In late 1995, Iraq let members of a Red Cross team visit the crash site. They found the aircraft canopy, used flares, parts of a survival kit and an abandoned flight suit all evidence that the pilot may have ejected from the damaged fighter.

Over the years, intelligence officials have received other tips about Speicher from an Iraqi defector and an army general from Qatar who stumbled upon the downed aircraft while hunting for falcons. Rumsfeld said most of the reports are second-hand or sketchy.

“There has been a very serious effort on the part of the United States government over a sustained period to try to gather as much information as possible,” he told reporters last week. “Some of it is information that is from sources that require it to be classified. Some of it isn’t. Some of it’s speculation. Most of it is unauthoritative.”
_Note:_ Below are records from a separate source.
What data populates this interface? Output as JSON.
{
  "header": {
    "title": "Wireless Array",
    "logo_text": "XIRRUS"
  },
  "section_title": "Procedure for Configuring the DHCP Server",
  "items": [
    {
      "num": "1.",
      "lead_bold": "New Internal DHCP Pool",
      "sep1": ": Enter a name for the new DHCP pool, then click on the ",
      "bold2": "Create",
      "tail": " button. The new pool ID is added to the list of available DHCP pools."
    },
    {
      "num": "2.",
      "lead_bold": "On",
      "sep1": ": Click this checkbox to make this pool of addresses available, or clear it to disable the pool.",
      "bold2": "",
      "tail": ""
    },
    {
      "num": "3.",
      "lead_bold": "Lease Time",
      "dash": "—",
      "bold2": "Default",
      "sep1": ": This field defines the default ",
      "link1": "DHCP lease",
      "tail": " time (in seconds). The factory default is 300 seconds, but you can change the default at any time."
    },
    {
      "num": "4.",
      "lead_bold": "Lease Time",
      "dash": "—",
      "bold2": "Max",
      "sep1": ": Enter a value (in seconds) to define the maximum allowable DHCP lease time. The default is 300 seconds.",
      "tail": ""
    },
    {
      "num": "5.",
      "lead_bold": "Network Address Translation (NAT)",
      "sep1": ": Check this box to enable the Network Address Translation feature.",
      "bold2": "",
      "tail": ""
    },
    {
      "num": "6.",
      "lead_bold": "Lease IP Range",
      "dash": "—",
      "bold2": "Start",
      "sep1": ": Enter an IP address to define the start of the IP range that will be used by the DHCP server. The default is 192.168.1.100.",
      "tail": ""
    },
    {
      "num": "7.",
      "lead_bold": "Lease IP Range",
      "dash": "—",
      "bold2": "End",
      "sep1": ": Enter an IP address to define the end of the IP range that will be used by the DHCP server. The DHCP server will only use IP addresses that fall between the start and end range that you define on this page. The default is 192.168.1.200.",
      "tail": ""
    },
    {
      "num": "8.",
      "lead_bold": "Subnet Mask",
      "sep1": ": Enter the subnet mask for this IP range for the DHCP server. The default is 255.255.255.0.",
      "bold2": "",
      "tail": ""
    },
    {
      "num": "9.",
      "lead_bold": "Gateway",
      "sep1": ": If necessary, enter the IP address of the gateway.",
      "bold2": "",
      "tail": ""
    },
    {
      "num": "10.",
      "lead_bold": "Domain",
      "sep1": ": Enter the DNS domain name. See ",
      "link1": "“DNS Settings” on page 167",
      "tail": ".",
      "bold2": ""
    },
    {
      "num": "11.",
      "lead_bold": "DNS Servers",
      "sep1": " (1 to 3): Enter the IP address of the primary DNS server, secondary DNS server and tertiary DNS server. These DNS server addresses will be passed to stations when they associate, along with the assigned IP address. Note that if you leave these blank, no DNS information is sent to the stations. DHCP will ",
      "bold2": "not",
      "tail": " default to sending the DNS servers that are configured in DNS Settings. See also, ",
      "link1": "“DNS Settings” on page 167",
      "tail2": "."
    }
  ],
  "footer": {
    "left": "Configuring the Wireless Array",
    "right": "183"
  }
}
Speicher, who was born in Kansas City, Mo., and graduated from high school in Jacksonville, Fla., was listed as the first casualty of the Gulf War. At age 33, he left behind a wife, a 3-year-old daughter and an infant son. Believing her husband was dead, Speicher’s wife married one of Speicher’s friends adding a gut-wrenching personal twist to the unfinished story.

Cindy Laquidara, a Jacksonville lawyer who represents the family, said Speicher’s former wife, Joanne Speicher Harris, is now convinced that the pilot is alive.